In July 2013, Yasiel Puig was a wrecking ball. Just ask Miguel Montero.
Then Puig did something Montero didn't appreciate: He turned around and shot him a look.
That was Puig, and it still is: brimming with confidence, never afraid and, frequently, courting controversy with his antics.
After the incident, Montero had some choice words for the young Cuban. "Everything is right for him, he feels pretty good about himself," Montero told MLB.com's Tyler Emerick at the time. "This game pays back though, he's going to have his bad moments out there."
A year later, Montero's words ring true.
Puig is still Puig, though he's shown flashes of increased maturity bordering on humility. He brushed aside a question about becoming the new face of baseball at the All-Star Game, telling MLB.com's Tracy Ringolsby that guys like the Los Angeles Angels' Mike Trout and Detroit Tigers' Miguel Cabrera "are the ones who have established themselves, not me."
More than anything, though, Montero was spot-on about the bad moments. For Puig they came at the 2014 Midsummer Classic, when he became the first Home Run Derby participant since 2012 to not hit a home run and then went 0-for-3 with three strikeouts in the game itself.
Really, his struggles go deeper.
After failing to hit a home run for the entire month of June in which he was hampered by a hip injury, Puig has hit just one in July. It's less than two months, granted. Yet the Dodgers, locked in a tight race with the San Francisco Giants in the National League West, have to wonder where the pop has gone.
Puig himself shrugged off his power outage after hitting his first long ball in more than 30 games on July 4. "I need to go to the gym to get stronger," the ripped outfielder joked after breaking his dinger-free streak, per the Orange County Register's Bill Plunkett.
Puig then added, "I don't need home runs. I need hits."
For the most part, the hits have been coming. Entering play Monday, Puig—who missed Sunday's game against the St. Louis Cardinals after taking a pitch off the hand—is batting .308. His plate discipline has generally improved compared to last year, per FanGraphs, and he has a robust .396 OBP to show for it.
He's armed with the weapons—the disruptive speed, the howitzer arm—that make him one of the most complete players in the game.

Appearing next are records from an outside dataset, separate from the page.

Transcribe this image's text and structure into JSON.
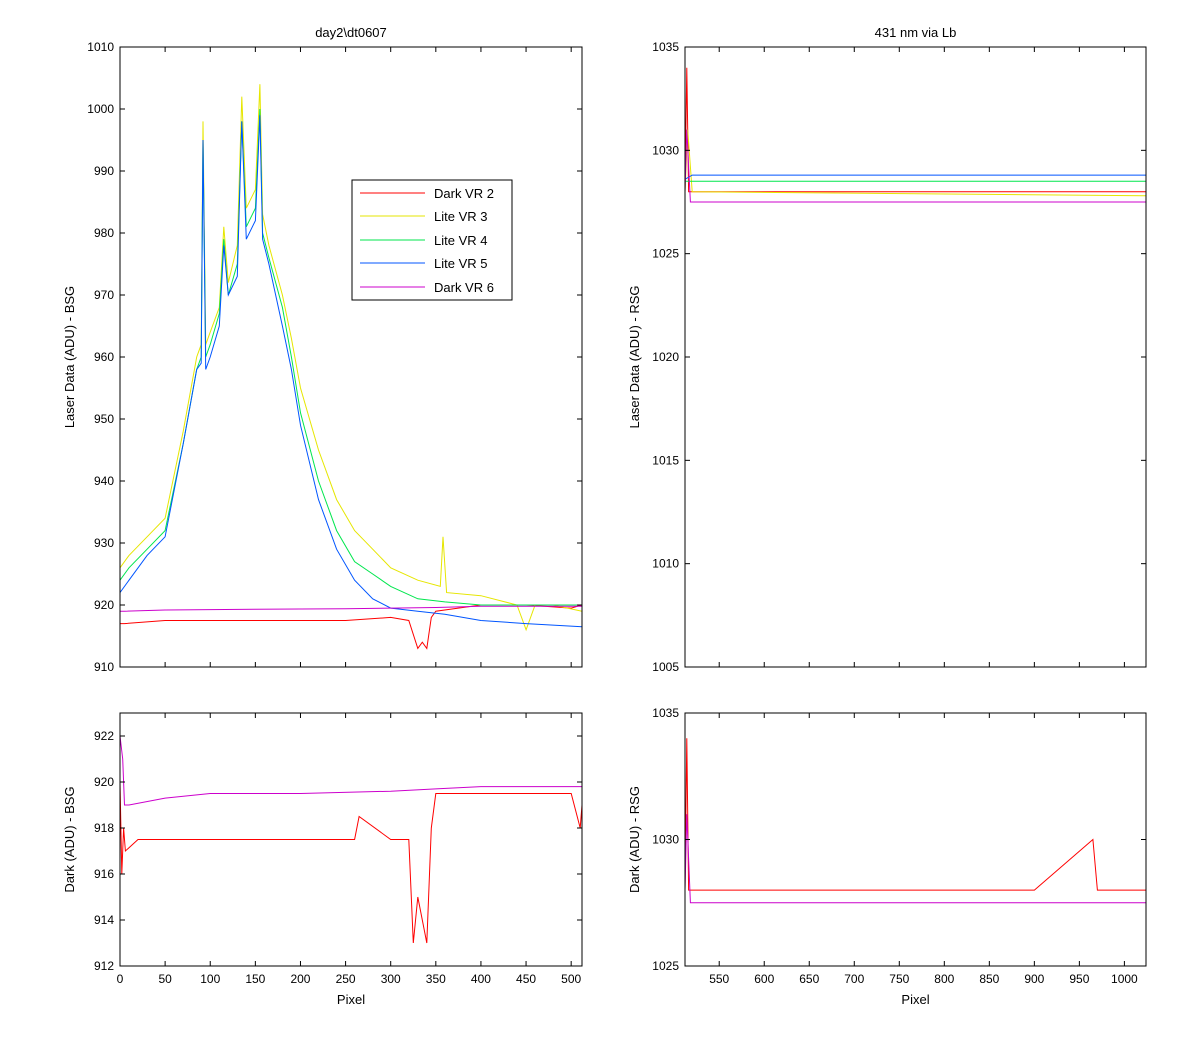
{
  "chart_data": [
    {
      "type": "line",
      "title": "day2\\dt0607",
      "xlabel": "",
      "ylabel": "Laser Data (ADU) - BSG",
      "xlim": [
        0,
        512
      ],
      "ylim": [
        910,
        1010
      ],
      "xticks": [
        0,
        50,
        100,
        150,
        200,
        250,
        300,
        350,
        400,
        450,
        500
      ],
      "yticks": [
        910,
        920,
        930,
        940,
        950,
        960,
        970,
        980,
        990,
        1000,
        1010
      ],
      "show_xtick_labels": false,
      "legend": {
        "position": "upper-right",
        "entries": [
          "Dark VR 2",
          "Lite VR 3",
          "Lite VR 4",
          "Lite VR 5",
          "Dark VR 6"
        ]
      },
      "series": [
        {
          "name": "Dark VR 2",
          "color": "#ff0000",
          "x": [
            0,
            5,
            50,
            150,
            250,
            300,
            320,
            330,
            335,
            340,
            345,
            350,
            400,
            450,
            500,
            512
          ],
          "y": [
            917,
            917,
            917.5,
            917.5,
            917.5,
            918,
            917.5,
            913,
            914,
            913,
            918,
            919,
            920,
            920,
            919.5,
            920
          ]
        },
        {
          "name": "Lite VR 3",
          "color": "#e6e600",
          "x": [
            0,
            10,
            30,
            50,
            70,
            85,
            90,
            92,
            95,
            100,
            110,
            115,
            120,
            130,
            135,
            140,
            150,
            155,
            158,
            165,
            180,
            190,
            200,
            220,
            240,
            260,
            280,
            300,
            330,
            355,
            358,
            362,
            400,
            440,
            450,
            460,
            480,
            512
          ],
          "y": [
            926,
            928,
            931,
            934,
            948,
            960,
            962,
            998,
            962,
            964,
            968,
            981,
            972,
            978,
            1002,
            984,
            987,
            1004,
            983,
            978,
            970,
            963,
            955,
            945,
            937,
            932,
            929,
            926,
            924,
            923,
            931,
            922,
            921.5,
            920,
            916,
            920,
            920,
            919
          ]
        },
        {
          "name": "Lite VR 4",
          "color": "#00e64d",
          "x": [
            0,
            10,
            30,
            50,
            70,
            85,
            90,
            92,
            95,
            100,
            110,
            115,
            120,
            130,
            135,
            140,
            150,
            155,
            158,
            165,
            180,
            190,
            200,
            220,
            240,
            260,
            280,
            300,
            330,
            360,
            400,
            450,
            512
          ],
          "y": [
            924,
            926,
            929,
            932,
            946,
            958,
            960,
            995,
            960,
            962,
            967,
            979,
            970,
            975,
            998,
            981,
            984,
            1000,
            980,
            976,
            968,
            960,
            951,
            940,
            932,
            927,
            925,
            923,
            921,
            920.5,
            920,
            920,
            920
          ]
        },
        {
          "name": "Lite VR 5",
          "color": "#0055ff",
          "x": [
            0,
            10,
            30,
            50,
            70,
            85,
            90,
            92,
            95,
            100,
            110,
            115,
            120,
            130,
            135,
            140,
            150,
            155,
            158,
            165,
            180,
            190,
            200,
            220,
            240,
            260,
            280,
            300,
            330,
            360,
            400,
            450,
            512
          ],
          "y": [
            922,
            924,
            928,
            931,
            946,
            958,
            959,
            995,
            958,
            960,
            965,
            978,
            970,
            973,
            998,
            979,
            982,
            999,
            979,
            975,
            965,
            958,
            949,
            937,
            929,
            924,
            921,
            919.5,
            919,
            918.5,
            917.5,
            917,
            916.5
          ]
        },
        {
          "name": "Dark VR 6",
          "color": "#cc00cc",
          "x": [
            0,
            5,
            50,
            150,
            250,
            300,
            350,
            400,
            450,
            512
          ],
          "y": [
            919,
            919,
            919.2,
            919.3,
            919.4,
            919.5,
            919.6,
            919.8,
            919.8,
            919.8
          ]
        }
      ]
    },
    {
      "type": "line",
      "title": "431 nm via Lb",
      "xlabel": "",
      "ylabel": "Laser Data (ADU) - RSG",
      "xlim": [
        512,
        1024
      ],
      "ylim": [
        1005,
        1035
      ],
      "xticks": [
        550,
        600,
        650,
        700,
        750,
        800,
        850,
        900,
        950,
        1000
      ],
      "yticks": [
        1005,
        1010,
        1015,
        1020,
        1025,
        1030,
        1035
      ],
      "show_xtick_labels": false,
      "series": [
        {
          "name": "Dark VR 2",
          "color": "#ff0000",
          "x": [
            512,
            514,
            516,
            520,
            1024
          ],
          "y": [
            1028,
            1034,
            1028,
            1028,
            1028
          ]
        },
        {
          "name": "Lite VR 3",
          "color": "#e6e600",
          "x": [
            512,
            515,
            520,
            1024
          ],
          "y": [
            1028,
            1031,
            1028,
            1027.8
          ]
        },
        {
          "name": "Lite VR 4",
          "color": "#00e64d",
          "x": [
            512,
            520,
            1024
          ],
          "y": [
            1028.5,
            1028.5,
            1028.5
          ]
        },
        {
          "name": "Lite VR 5",
          "color": "#0055ff",
          "x": [
            512,
            520,
            1024
          ],
          "y": [
            1028.6,
            1028.8,
            1028.8
          ]
        },
        {
          "name": "Dark VR 6",
          "color": "#cc00cc",
          "x": [
            512,
            514,
            518,
            1024
          ],
          "y": [
            1028,
            1031,
            1027.5,
            1027.5
          ]
        }
      ]
    },
    {
      "type": "line",
      "title": "",
      "xlabel": "Pixel",
      "ylabel": "Dark (ADU) - BSG",
      "xlim": [
        0,
        512
      ],
      "ylim": [
        912,
        923
      ],
      "xticks": [
        0,
        50,
        100,
        150,
        200,
        250,
        300,
        350,
        400,
        450,
        500
      ],
      "yticks": [
        912,
        914,
        916,
        918,
        920,
        922
      ],
      "show_xtick_labels": true,
      "series": [
        {
          "name": "Dark VR 2",
          "color": "#ff0000",
          "x": [
            0,
            2,
            4,
            6,
            20,
            100,
            200,
            260,
            265,
            300,
            320,
            325,
            330,
            335,
            340,
            345,
            350,
            380,
            400,
            450,
            500,
            510,
            512
          ],
          "y": [
            920,
            916,
            918,
            917,
            917.5,
            917.5,
            917.5,
            917.5,
            918.5,
            917.5,
            917.5,
            913,
            915,
            914,
            913,
            918,
            919.5,
            919.5,
            919.5,
            919.5,
            919.5,
            918,
            919
          ]
        },
        {
          "name": "Dark VR 6",
          "color": "#cc00cc",
          "x": [
            0,
            3,
            5,
            10,
            50,
            100,
            200,
            300,
            350,
            400,
            450,
            512
          ],
          "y": [
            922,
            921,
            919,
            919,
            919.3,
            919.5,
            919.5,
            919.6,
            919.7,
            919.8,
            919.8,
            919.8
          ]
        }
      ]
    },
    {
      "type": "line",
      "title": "",
      "xlabel": "Pixel",
      "ylabel": "Dark (ADU) - RSG",
      "xlim": [
        512,
        1024
      ],
      "ylim": [
        1025,
        1035
      ],
      "xticks": [
        550,
        600,
        650,
        700,
        750,
        800,
        850,
        900,
        950,
        1000
      ],
      "yticks": [
        1025,
        1030,
        1035
      ],
      "show_xtick_labels": true,
      "series": [
        {
          "name": "Dark VR 2",
          "color": "#ff0000",
          "x": [
            512,
            514,
            516,
            520,
            600,
            700,
            800,
            900,
            965,
            970,
            1024
          ],
          "y": [
            1028,
            1034,
            1028,
            1028,
            1028,
            1028,
            1028,
            1028,
            1030,
            1028,
            1028
          ]
        },
        {
          "name": "Dark VR 6",
          "color": "#cc00cc",
          "x": [
            512,
            514,
            518,
            600,
            700,
            800,
            900,
            1000,
            1024
          ],
          "y": [
            1028,
            1031,
            1027.5,
            1027.5,
            1027.5,
            1027.5,
            1027.5,
            1027.5,
            1027.5
          ]
        }
      ]
    }
  ]
}
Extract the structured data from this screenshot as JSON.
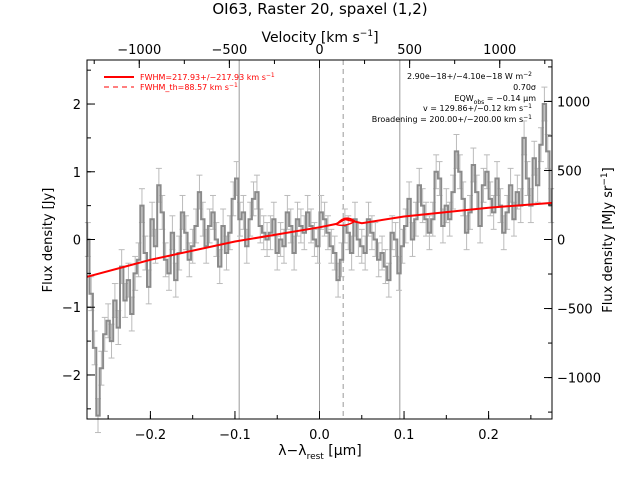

Oh, and by the way, he's only 23.
All of which is to say the Dodgers shouldn't hit the panic button. Really, with his overall numbers as good as they are, it's not even fair to classify Puig's struggles as a sophomore slump.
According to his countryman, Yoenis Cespedes of the Oakland A's, power isn't an essential part of Puig's game.
No question Puig can be good—spraying line drives and challenging the defense with his legs—without cracking the ball over the fence. Despite his home run struggles, he's 14th in WAR among MLB hitters, per FanGraphs.
But—could you sense there was a "but" coming?—Los Angeles and its fans expect more than merely good out of their irrepressible outfielder. They expect greatness. They expect a game-changing, generation-defining talent.
In his second season in the league, that's where Puig has set the bar.
There's a prevailing theory that participation in the Home Run Derby can mess with a player's swing. Will Puig get too power happy after participating in baseball's premier power event?
Dodgers hitting coach Mark McGwire, something of an authority on the subject, isn't buying it. "Ridiculous," McGwire told Plunkett when asked if the Derby would make Puig too home run happy. "These guys take batting practice every day and launch balls."
Batting practice, yes. The question now is when, and if, Puig will start launching balls when it counts.
The game, to quote Montero, has paid him back. Now we'll see what Puig has left in the bank.